Job Description
Must Have
Role: Senior Data Engineer
Job Description:
We are looking for a Senior Data Engineer to design, build, and optimize our next-generation data architecture. In this role, you will be responsible for the end-to-end orchestration of data, from complex API and batch ingestions to the development of real-time streaming pipelines.
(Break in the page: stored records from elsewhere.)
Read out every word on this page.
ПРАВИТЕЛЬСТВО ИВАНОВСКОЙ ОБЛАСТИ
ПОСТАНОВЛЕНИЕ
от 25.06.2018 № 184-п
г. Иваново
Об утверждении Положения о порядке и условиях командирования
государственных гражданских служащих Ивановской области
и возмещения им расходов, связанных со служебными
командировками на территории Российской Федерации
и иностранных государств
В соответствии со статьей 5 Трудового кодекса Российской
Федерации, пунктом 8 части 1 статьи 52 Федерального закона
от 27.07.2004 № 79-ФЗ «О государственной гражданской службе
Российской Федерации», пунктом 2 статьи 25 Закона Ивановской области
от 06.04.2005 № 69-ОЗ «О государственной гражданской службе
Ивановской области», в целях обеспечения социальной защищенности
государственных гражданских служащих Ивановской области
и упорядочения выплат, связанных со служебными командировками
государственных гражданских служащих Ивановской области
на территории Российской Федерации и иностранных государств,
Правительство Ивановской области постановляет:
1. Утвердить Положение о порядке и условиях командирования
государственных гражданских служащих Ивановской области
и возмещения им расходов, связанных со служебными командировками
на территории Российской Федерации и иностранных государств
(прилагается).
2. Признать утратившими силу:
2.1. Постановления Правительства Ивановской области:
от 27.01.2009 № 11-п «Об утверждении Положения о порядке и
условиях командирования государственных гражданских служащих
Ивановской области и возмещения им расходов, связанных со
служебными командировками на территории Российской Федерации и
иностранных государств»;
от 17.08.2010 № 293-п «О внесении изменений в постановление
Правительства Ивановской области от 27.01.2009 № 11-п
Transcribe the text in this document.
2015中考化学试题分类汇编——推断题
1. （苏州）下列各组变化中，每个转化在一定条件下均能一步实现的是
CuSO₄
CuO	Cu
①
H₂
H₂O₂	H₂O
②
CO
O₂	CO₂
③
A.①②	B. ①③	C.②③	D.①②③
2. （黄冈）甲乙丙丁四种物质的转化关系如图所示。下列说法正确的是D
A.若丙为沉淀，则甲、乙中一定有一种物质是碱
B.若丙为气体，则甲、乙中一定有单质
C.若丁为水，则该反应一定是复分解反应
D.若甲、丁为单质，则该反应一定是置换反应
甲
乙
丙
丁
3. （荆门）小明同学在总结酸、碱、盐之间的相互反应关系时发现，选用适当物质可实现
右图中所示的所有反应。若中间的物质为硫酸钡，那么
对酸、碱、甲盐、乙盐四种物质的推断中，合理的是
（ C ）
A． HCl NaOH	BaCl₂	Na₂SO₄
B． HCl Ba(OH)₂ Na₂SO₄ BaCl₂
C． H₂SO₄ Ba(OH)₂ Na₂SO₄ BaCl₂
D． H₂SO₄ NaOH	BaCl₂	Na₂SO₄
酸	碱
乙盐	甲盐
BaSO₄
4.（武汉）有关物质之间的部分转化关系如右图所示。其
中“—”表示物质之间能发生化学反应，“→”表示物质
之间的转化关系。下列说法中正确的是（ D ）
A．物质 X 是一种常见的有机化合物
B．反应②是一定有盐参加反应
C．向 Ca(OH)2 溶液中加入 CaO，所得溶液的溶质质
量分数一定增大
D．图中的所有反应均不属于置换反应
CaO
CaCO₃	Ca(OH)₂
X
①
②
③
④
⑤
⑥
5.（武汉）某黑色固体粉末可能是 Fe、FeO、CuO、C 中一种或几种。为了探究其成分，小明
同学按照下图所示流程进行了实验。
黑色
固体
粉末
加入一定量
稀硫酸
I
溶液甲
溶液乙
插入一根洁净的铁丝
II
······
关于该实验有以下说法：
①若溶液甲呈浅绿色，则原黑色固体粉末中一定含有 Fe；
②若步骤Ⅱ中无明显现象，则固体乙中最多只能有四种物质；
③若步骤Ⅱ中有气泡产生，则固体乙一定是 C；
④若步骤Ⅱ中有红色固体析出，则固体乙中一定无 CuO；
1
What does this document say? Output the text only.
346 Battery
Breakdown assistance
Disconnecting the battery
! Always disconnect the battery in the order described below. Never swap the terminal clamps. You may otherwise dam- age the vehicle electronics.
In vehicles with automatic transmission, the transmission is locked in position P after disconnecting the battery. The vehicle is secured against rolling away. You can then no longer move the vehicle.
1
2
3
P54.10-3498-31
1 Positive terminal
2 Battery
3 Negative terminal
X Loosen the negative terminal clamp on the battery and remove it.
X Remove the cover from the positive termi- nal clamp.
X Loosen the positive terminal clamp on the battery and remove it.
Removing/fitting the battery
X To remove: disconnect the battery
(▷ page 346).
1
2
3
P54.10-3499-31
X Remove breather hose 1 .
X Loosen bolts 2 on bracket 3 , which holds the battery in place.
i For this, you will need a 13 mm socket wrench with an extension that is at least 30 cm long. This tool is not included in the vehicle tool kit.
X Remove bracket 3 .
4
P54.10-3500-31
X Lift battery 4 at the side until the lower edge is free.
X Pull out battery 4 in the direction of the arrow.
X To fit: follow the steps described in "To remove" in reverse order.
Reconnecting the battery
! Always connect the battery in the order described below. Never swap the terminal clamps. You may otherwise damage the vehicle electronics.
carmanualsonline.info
You will serve as a technical leader, ensuring that our data warehouse, whether in Snowflake, BigQuery, or Redshift, is modeled for high performance and analytics enablement
Roles & Responsibilities
1. Data Architecture & Pipeline Engineering
End-to-End Orchestration: Design, develop, and maintain scalable ETL/ELT pipelines to ingest data from diverse sources, including complex APIs, microservices, and batch systems.
Stream Processing: Build and optimize real-time streaming data pipelines to support immediate business insights and low-latency analytics.
Infrastructure Optimization: Leverage cloud data warehousing (Snowflake, BigQuery, or Redshift) to build a high-performance "next-generation" data architecture.
2. Data Modeling & Warehouse Management
Schema Design: Architect and implement robust data models using Star and Snowflake schemas to ensure high performance and ease of use for analytics teams.
Performance Tuning: Monitor and optimize query performance, indexing, and partitioning strategies within the cloud data warehouse to manage costs and speed.
Warehouse Administration: Act as the subject matter expert for the data warehouse environment, ensuring appropriate storage and compute scaling.
3. Technical Leadership & Quality Assurance
Standardization: Establish and enforce best practices for data engineering, including version control, documentation, and coding standards in Python and SQL.
Data Integrity: Implement rigorous unit and integration testing for all data assets to ensure accuracy, reliability, and "production-grade" quality.
CI/CD Integration: Work closely with DevOps teams to integrate data pipelines into automated deployment cycles for seamless delivery.
4. Security, Privacy & Compliance
Data Governance: Design and implement data privacy and anonymization protocols to ensure sensitive information is handled according to enterprise security standards.
Access Management: Collaborate with security teams to enforce role-based access to data assets, ensuring audit readiness and compliance with global data regulations.
5. Cross-Functional Collaboration
Stakeholder Alignment: Partner with Data Scientists, Analysts, and Product Managers to translate complex business requirements into technical data specifications.
Analytics Enablement: Ensure data is structured and accessible for advanced analytics, automated reporting, and data-driven decision-making across the organization.
Key Skills: ETL/ELT Pipeline Development, Advanced SQL & Python, Cloud Data Warehousing (Snowflake/BigQuery/Redshift), Data Modeling (Star/Snowflake Schema), Stream Processing, API Integration, and Data Privacy/Anonymization.
Qualification: Bachelor’s or Master’s degree in Computer Science, Information Technology, Data Engineering, or a related quantitative field. Certifications in Cloud Platforms (Azure/GCP/AWS) or Data Tools (Snowflake/dbt) are highly desirable
Experience: 4+ years of experience in data engineering and architecture, with a proven track record of building scalable production-grade data pipelines.